Castiel gave a reluctant noise of assent, which conveyed in Dean’s mind that Sam was only accurate enough for the purposes of this conversation, nothing more. Sam seemed to pick up on it too, because he put on his determined face and continued, “So you effectively gave Dean your justice or whatever. But then he gave it back. And apparently that’s enough to leave Dean with some special abilities.”
“You know what’d be interesting,” Dean interrupted, musing, “Is if I can see every angel’s wings, or just yours, Cas.”
Castiel narrowed his eyes at him. “Why would that be interesting, Dean?”
Dean shrugged. “I guess it’d tell us whether this is general sort of deal or a personal one.”
He hadn’t really meant it to be a suggestive comment, but Cas seemed to take it like one. His wings hunched in even further, the dark parts flaring weakly with bursts of embers and electrical currents, and…was that a flush? Holy shit, he’d embarrassed an angel. He hadn’t even done it on purpose this time.
He was going to Hell. Again.
Sam was giving him this exasperated, ‘you’ve broken him, you get to fix him’ look, so he shrugged again and said, “Or something, I’m just stabbing in the dark, man.”
Cas’s wings came down slightly. Good. It was interesting, really, how expressive Cas was with them—he’d always seemed so remote and still before, but the wings were always in motion, always telling something about what the angel was really feeling. Dean was kind of fascinated, if he was honest with himself. It gave something for him to hold onto, at least, when so often he felt entirely flummoxed by the complete otherness of Cas, especially now that he was back to full-on angel.
“I suppose,” Cas allowed. “But surely it is more important for us to sever this connection, or at least dull it. I have to travel to remote and often non-physical locations to continue my work in Heaven, and I can’t do that if I know that I may be damaging you in the process. What if I had gone to ground in the Pacific Ocean?”
Dean shuddered. “Yeah, drowning for a few weeks, not so much.”
“Well, you’ve already taken your sword back, so that doesn’t tell us anything,” Sam said to Cas.
“No,” Cas said slowly. His mouth twisted very slightly, and then he set his sword down upon the table. “You still have the other sword I left with you?”

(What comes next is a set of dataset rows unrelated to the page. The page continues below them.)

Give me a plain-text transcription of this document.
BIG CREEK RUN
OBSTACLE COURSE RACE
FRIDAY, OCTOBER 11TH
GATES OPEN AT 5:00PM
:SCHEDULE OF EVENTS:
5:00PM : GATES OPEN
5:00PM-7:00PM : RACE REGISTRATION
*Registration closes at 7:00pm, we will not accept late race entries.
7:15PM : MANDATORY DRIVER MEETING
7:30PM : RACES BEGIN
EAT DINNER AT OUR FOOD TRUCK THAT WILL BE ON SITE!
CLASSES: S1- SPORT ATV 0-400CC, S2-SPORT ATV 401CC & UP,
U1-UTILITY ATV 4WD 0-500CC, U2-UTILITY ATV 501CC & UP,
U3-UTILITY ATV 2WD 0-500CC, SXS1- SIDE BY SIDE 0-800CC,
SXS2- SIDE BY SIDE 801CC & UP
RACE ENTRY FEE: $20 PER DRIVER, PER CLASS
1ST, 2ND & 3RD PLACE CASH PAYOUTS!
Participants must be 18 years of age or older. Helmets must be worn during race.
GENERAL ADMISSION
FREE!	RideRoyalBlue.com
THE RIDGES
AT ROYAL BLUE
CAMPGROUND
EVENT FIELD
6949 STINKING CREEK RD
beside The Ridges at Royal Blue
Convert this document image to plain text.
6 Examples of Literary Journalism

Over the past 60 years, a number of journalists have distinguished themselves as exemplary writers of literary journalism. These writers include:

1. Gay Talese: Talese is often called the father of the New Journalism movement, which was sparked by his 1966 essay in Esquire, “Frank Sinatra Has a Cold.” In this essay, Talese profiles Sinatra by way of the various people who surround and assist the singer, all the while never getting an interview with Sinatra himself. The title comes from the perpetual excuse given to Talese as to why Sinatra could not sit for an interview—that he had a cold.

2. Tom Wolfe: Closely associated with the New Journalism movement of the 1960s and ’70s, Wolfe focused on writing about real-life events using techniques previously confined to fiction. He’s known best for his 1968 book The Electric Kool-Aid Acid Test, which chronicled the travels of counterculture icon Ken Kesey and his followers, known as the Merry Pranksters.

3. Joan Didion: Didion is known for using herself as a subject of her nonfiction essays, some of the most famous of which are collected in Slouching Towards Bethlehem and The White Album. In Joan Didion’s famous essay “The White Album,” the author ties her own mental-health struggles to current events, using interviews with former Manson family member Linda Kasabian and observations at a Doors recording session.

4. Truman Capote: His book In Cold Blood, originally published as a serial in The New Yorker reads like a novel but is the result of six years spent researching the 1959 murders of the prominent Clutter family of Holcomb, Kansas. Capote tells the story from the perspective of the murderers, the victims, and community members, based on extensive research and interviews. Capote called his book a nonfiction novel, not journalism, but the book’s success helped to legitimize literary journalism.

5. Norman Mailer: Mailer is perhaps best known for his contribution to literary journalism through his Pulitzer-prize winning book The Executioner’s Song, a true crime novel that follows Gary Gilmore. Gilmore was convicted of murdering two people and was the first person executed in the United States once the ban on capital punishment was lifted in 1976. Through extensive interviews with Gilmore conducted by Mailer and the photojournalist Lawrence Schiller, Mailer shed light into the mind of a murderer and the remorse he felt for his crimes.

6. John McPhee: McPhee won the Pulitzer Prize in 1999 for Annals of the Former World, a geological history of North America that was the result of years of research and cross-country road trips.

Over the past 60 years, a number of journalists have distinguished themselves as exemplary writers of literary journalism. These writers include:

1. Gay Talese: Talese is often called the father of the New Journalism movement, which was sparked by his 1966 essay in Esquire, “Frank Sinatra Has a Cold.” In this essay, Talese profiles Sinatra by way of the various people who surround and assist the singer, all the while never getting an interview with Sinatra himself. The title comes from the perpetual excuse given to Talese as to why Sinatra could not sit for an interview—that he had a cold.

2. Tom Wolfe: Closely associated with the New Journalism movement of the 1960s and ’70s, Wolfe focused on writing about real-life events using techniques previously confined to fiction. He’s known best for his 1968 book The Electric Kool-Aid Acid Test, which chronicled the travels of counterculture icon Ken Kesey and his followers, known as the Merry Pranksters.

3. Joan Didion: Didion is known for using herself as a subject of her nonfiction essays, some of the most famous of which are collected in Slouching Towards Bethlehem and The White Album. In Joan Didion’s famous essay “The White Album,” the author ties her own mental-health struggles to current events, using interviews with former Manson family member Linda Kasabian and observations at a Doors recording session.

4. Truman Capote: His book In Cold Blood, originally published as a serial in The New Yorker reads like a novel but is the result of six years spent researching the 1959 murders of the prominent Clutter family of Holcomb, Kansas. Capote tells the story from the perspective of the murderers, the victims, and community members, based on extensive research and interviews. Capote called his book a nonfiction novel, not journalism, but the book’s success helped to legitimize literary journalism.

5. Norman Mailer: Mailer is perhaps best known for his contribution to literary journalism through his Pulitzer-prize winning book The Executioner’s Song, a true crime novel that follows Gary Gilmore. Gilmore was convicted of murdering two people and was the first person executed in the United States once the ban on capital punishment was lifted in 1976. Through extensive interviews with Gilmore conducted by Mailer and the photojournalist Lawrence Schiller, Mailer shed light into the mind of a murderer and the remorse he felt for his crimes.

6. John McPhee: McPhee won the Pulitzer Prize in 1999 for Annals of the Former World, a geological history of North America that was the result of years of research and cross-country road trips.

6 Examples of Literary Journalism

“Yeah.” Sam dug around in his duffle and handed it out. Castiel took it with an unhappy expression, but slipped it up his sleeve without hesitation. And then his wings were hunching up again, tightening around his narrow shoulders. “I think I need to check on some things.”
The wings drew back.
Dean reached forward reflexively, “Woah, wait, Cas, you’re not even—”
His hands closed on air.
“—healed up. Shit.”
“Where the fuck is he going?” Sam asked.
Dean sighed. “Who knows, dude. But if he ends up in the ocean or some shit, we are going to have some strong words when he comes back.”
The sword that Castiel had left, Cas’s sword, glinted on the table.
The advantages of brightness and sharpness were that they’re the tools of swiftness, accuracy, and clean death.
The miles to the border of Nevada were as negligible as desert dust.